As a book geek and food lover one of my favorite things to do is attempting to recreate drinks and food that are mentioned in books. I decided I would share this hobby of mine in the form of a new category: book banquets.

The book for today’s banquet is Heidi, and we’ll be taking a look at her usual breakfast: bread and milk. Today’s ‘banquet’ can’t really be called a recipe, but In the book Johanna Spyri (the author) describes the milk and bread breakfast frequently so it’s the one I decided to go with. Every morning Heidi’s grandfather would milk one of his goats and give Heidi a frothy bowl of warm milk and a piece of bread. This sounds fairly simple–and it is–but I had to experiment for a while before I found the right milk/bread combination.

Heidi’s Breakfast

Ingredients:

  • 1 piece of bread
  • approximately a cup of milk in a bowl

Preparation:

  • Rip off a piece of bread and soak it in the bowl of milk. Let the milk soak through–or you won’t get that milk and bread taste–but don’t leave it in too long or it gets soppy and pretty nasty.

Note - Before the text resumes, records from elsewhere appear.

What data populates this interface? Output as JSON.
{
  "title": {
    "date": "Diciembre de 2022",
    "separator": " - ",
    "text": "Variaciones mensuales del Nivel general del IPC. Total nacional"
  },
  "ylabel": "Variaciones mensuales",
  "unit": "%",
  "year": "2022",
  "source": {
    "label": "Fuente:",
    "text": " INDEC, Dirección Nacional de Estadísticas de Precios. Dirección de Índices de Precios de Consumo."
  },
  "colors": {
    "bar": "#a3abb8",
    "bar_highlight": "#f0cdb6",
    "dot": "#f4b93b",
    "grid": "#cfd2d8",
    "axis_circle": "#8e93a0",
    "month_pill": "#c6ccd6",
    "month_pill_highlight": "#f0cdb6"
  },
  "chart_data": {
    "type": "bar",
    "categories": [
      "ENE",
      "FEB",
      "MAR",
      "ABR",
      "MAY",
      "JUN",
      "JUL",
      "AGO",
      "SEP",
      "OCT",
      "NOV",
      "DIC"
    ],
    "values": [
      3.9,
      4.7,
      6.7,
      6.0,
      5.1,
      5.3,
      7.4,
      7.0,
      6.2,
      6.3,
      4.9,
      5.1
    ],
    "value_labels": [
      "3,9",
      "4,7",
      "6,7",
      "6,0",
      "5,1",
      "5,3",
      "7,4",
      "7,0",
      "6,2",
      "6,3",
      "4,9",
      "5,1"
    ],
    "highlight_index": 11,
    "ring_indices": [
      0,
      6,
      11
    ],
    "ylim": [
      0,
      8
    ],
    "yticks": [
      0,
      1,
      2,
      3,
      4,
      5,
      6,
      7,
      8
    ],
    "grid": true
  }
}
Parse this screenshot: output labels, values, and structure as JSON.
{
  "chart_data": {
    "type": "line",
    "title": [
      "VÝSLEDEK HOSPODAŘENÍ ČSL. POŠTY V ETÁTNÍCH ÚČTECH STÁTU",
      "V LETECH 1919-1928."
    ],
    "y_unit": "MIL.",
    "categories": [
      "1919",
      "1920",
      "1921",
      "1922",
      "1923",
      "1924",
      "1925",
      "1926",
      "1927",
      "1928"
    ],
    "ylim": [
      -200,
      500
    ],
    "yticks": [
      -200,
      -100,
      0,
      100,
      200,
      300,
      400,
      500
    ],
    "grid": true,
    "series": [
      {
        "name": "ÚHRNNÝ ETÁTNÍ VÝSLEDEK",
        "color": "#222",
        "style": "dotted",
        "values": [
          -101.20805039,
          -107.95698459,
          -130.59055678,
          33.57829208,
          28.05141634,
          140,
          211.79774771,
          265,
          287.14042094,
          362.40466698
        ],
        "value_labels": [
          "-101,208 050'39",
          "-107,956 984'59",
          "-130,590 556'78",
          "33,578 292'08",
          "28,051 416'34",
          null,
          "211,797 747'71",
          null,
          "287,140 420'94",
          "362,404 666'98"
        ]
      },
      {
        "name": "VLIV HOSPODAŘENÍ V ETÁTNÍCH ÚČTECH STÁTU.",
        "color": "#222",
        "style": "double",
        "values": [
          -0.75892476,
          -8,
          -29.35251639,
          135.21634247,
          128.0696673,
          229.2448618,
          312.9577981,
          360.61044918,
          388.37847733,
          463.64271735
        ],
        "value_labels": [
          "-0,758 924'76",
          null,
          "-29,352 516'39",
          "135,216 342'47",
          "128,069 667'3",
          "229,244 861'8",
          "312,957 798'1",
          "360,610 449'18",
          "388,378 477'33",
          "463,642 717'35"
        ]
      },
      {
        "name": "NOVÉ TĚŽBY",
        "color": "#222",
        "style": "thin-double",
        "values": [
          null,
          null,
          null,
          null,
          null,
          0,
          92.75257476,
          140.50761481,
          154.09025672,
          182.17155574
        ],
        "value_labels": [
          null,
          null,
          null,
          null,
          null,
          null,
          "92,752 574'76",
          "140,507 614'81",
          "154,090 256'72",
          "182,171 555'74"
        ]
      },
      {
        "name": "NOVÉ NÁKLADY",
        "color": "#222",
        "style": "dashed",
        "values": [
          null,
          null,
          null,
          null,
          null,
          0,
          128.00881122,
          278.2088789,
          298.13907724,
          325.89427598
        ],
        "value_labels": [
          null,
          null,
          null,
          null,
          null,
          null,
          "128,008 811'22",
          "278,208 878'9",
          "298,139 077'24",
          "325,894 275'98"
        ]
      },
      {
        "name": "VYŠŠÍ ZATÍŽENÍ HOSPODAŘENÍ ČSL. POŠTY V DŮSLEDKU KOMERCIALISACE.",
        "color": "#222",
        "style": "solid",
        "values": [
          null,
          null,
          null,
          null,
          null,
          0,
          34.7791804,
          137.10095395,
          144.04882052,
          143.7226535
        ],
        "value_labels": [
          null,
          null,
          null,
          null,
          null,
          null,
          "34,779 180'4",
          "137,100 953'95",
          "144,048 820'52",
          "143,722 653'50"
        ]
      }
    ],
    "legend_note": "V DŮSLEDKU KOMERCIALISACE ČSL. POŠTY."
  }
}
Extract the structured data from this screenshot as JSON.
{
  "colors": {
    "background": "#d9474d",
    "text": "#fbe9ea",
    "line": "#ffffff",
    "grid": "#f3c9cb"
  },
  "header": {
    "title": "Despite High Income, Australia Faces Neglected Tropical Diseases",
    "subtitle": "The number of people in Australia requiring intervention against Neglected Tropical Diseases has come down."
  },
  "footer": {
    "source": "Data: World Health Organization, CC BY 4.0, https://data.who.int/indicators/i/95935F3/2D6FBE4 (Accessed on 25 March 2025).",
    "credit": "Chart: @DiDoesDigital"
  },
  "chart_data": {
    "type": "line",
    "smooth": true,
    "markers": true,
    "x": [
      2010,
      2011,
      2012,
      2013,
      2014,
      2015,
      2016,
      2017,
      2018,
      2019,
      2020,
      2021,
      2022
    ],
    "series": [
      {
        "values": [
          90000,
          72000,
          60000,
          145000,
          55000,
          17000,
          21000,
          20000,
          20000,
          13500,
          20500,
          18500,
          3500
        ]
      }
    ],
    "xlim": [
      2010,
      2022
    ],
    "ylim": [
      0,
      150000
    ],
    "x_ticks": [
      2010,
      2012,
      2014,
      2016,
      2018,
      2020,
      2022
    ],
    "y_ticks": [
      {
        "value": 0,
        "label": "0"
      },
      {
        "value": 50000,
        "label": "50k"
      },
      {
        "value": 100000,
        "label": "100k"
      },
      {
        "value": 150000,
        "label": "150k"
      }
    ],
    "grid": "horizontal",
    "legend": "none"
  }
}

Easy, right? It is, but if we want to get close to Heidi’s actual breakfast you need to be picky about the kind of bread and milk you use. For starters DO NOT use skim milk. Normally I can’t tell the difference between whole and skim milk, but bread with skim milk was down right nasty. It mostly tasted like like soggy bread that was dropped in water. Whole milk is best, and the fresher the better. If you really want to go for authenticity try to find someone locally who owns dairy goats. Even if they don’t run an actual goat dairy they would probably be willing to sell you fresh milk, just make sure you know your milk seller has clean facilities and high grade milk. (Fresh, local cow milk would be a good substitute.) Even if you use whole milk you can add a teaspoon or tablespoon of cream to get the most authentic taste. Since Grandfather gave Heidi milk that came straight from the goat he wouldn’t have separated the cream from the rest of the milk.

Secondly, for most of the book Heidi raves about wanting to get Peter’s (the goat herder) grandmother soft bread. She says the dark, hard bread is too difficult for her to eat. What we can infer by this is that the bread Heidi eats is very heavy and has a thick crust. (This also makes sense because crusty breads hold up better in the milk.) Again, if you’re going for authenticity I would suggest making bread in a bread machine. Bread machine bread has a thicker crust and tends to come out darker than store bought bread. DO NOT MAKE A FLAVORED BREAD!! If you want to go for something lightly sweet, like a honey bread or apple bread, that would be fine, but don’t go for herbal breads. It doesn’t taste horrible, but it certainly doesn’t taste breakfast-y. If you’re in a time crunch and you want to use store bought bread go for it. Try to get something that is heartier with nuts or whole grains–not super soft white bread. This is because, again, we know Heidi ate extremely crusty bread and because soft white bread doesn’t hold up in the milk.

If you want to take this a step farther you could make Heidi’s lunch–which was bread covered with soft goat cheese and milk. (I’m pretty sure if this is all people ate they would suffer from scurvy.)